Upanishads are Pramana for knowing the Self. Pramana means that which is the means of knowledge. Upanishads are unanimously accepted by all the different sects of Hinduism as the 'means of knowledge' for the knowledge of Self, just as direct perception is the means of knowledge to know the forms & colors of the things outside. Having known color etc. of an object directly with our own eyes we never require any other means to substantiate this knowledge. That is what is meant by pramana. The Self which is the very knower behind all knowledge is not available to be known by any other means of knowledge. It is not an object of perception and therefore Pratyaksha Pramana (Direct Perception) is not applicable and so also any other pramana which depend on direct perception in some way or the other. Upanishads are sabda-pramana and are independently capable of revealing the Self when expounded by a competent teacher to a competent student. One should do the sravana of Upanishads, which means that the real vision & message of Upanishads should be discerned with the help of a teacher. Unlike the Karma-kanda of Vedas the Upanishads do not have any do's or don'ts, they are just revelatory in nature. They reveal the truth, which is an end in itself. Being pramana they are looked upon as definite as the principles of science. There is nothing more higher than the Upanishadic reference on something. This is taken with greatest reverence.

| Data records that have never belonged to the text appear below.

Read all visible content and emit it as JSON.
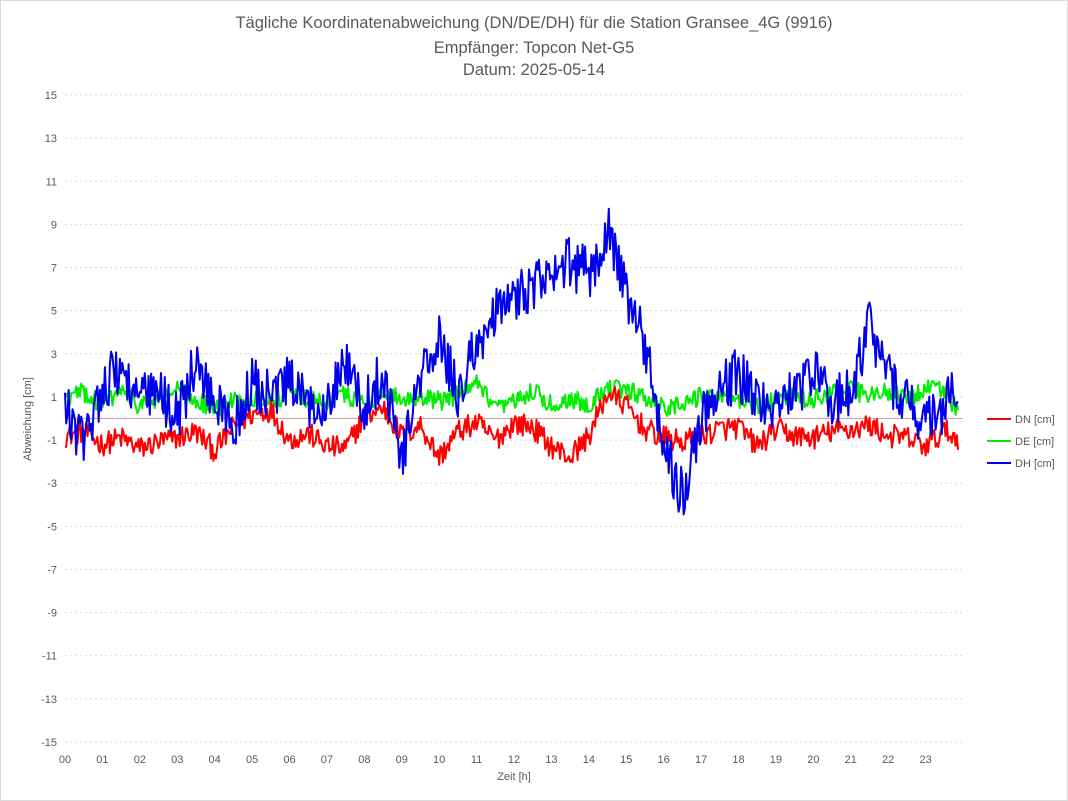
{
  "chart_data": {
    "type": "line",
    "title": "Tägliche Koordinatenabweichung (DN/DE/DH) für die Station Gransee_4G (9916)",
    "subtitle_1": "Empfänger: Topcon Net-G5",
    "subtitle_2": "Datum: 2025-05-14",
    "xlabel": "Zeit [h]",
    "ylabel": "Abweichung [cm]",
    "xlim": [
      0,
      24
    ],
    "ylim": [
      -15,
      15
    ],
    "x_ticks": [
      "00",
      "01",
      "02",
      "03",
      "04",
      "05",
      "06",
      "07",
      "08",
      "09",
      "10",
      "11",
      "12",
      "13",
      "14",
      "15",
      "16",
      "17",
      "18",
      "19",
      "20",
      "21",
      "22",
      "23"
    ],
    "y_ticks": [
      "15",
      "13",
      "11",
      "9",
      "7",
      "5",
      "3",
      "1",
      "-1",
      "-3",
      "-5",
      "-7",
      "-9",
      "-11",
      "-13",
      "-15"
    ],
    "grid": true,
    "legend_position": "right",
    "x": [
      0,
      0.5,
      1,
      1.5,
      2,
      2.5,
      3,
      3.5,
      4,
      4.5,
      5,
      5.5,
      6,
      6.5,
      7,
      7.5,
      8,
      8.5,
      9,
      9.5,
      10,
      10.5,
      11,
      11.5,
      12,
      12.5,
      13,
      13.5,
      14,
      14.5,
      15,
      15.5,
      16,
      16.5,
      17,
      17.5,
      18,
      18.5,
      19,
      19.5,
      20,
      20.5,
      21,
      21.5,
      22,
      22.5,
      23,
      23.5,
      23.85
    ],
    "series": [
      {
        "name": "DN [cm]",
        "color": "#ff0000",
        "values": [
          -0.8,
          -0.6,
          -1.2,
          -0.9,
          -1.4,
          -1.1,
          -0.9,
          -0.6,
          -1.5,
          -0.4,
          0.2,
          0.4,
          -1.0,
          -0.7,
          -1.3,
          -1.4,
          0.1,
          0.5,
          -0.8,
          -0.3,
          -1.8,
          -0.6,
          -0.2,
          -1.0,
          -0.2,
          -0.4,
          -1.3,
          -1.8,
          -0.8,
          1.2,
          0.6,
          -0.5,
          -0.9,
          -1.1,
          -0.8,
          -0.5,
          -0.4,
          -1.3,
          -0.5,
          -0.8,
          -0.9,
          -0.6,
          -0.5,
          -0.3,
          -0.8,
          -0.9,
          -1.3,
          -0.6,
          -0.9
        ]
      },
      {
        "name": "DE [cm]",
        "color": "#00ee00",
        "values": [
          1.0,
          1.2,
          0.6,
          1.3,
          0.6,
          0.9,
          1.3,
          0.9,
          0.4,
          0.8,
          1.0,
          0.8,
          1.2,
          0.9,
          0.8,
          1.1,
          0.7,
          1.2,
          0.9,
          1.1,
          0.8,
          1.1,
          1.6,
          0.4,
          0.7,
          1.3,
          0.6,
          0.9,
          0.7,
          1.4,
          1.3,
          1.0,
          0.5,
          0.7,
          1.0,
          1.2,
          0.8,
          0.6,
          0.9,
          1.0,
          0.9,
          1.2,
          1.3,
          1.1,
          1.2,
          0.9,
          1.4,
          1.3,
          0.4
        ]
      },
      {
        "name": "DH [cm]",
        "color": "#0000ee",
        "values": [
          0.5,
          -1.2,
          1.6,
          2.3,
          0.9,
          1.1,
          0.2,
          2.5,
          0.8,
          -0.4,
          1.6,
          0.9,
          1.7,
          0.4,
          1.0,
          2.6,
          0.5,
          2.3,
          -1.8,
          1.9,
          3.5,
          1.2,
          3.4,
          4.8,
          5.6,
          6.2,
          6.4,
          7.3,
          6.6,
          8.9,
          5.8,
          3.4,
          -1.2,
          -3.6,
          0.2,
          1.3,
          2.1,
          0.9,
          0.6,
          1.2,
          2.1,
          0.8,
          1.2,
          4.3,
          1.9,
          0.9,
          -0.3,
          0.6,
          1.8
        ]
      }
    ]
  }
}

The word Upanishad is formed from the root 'sad' with prefixes upa and ni. There are three meanings of the root, to loosen, to lead somewhere and to destroy. Upanishad represents that knowledge which loosens something pertaining to the self (something very near), it loosens our various misapprehensions regarding ourselves, and finally it leads us to the direct knowledge of the truth of ourself. Basically Upanishad means knowledge and not a class of literature or text. The word is used for texts only in a secondary way. Taking secondarily it to be a class of text, then we have various Upanishads. All of them are equally respectful, but today some of them are referred to as the major Upanishad and some are called the minor ones. The reason for this is simply that on some Upanishads we have very beautiful commentaries by our great Acharyas. Because of this it is easy to get proper insights into the vision of Upanishads, and thus they are preferred to be studied first. That is the only reason why they are referred to as major Upanishads. The Upanishads on which Sri Adi Sankara has written his bhashyas are Isa, Katha, Kena, Aitreya, Taittreya, Mundaka, Mandukya, Prasna, Chandogya and Brihadaranyaka. The division of these major Upanishads in the Four Vedas is as follows :
Rig Veda - Aitreya
Sama Veda - Kena and Chandogya
Yajur Veda - Isa, Katha, Taittreya and Brihadaranyaka
Atharva Veda - Prasna, Mundaka and Mandukya
These ten upanishads become a 'must-study ' for all those who want to discern the real purport of Upanishads. It is needless to say that these Upanishads should always be studied along with their commentaries (bhashyas) and that also through a competent teacher alone.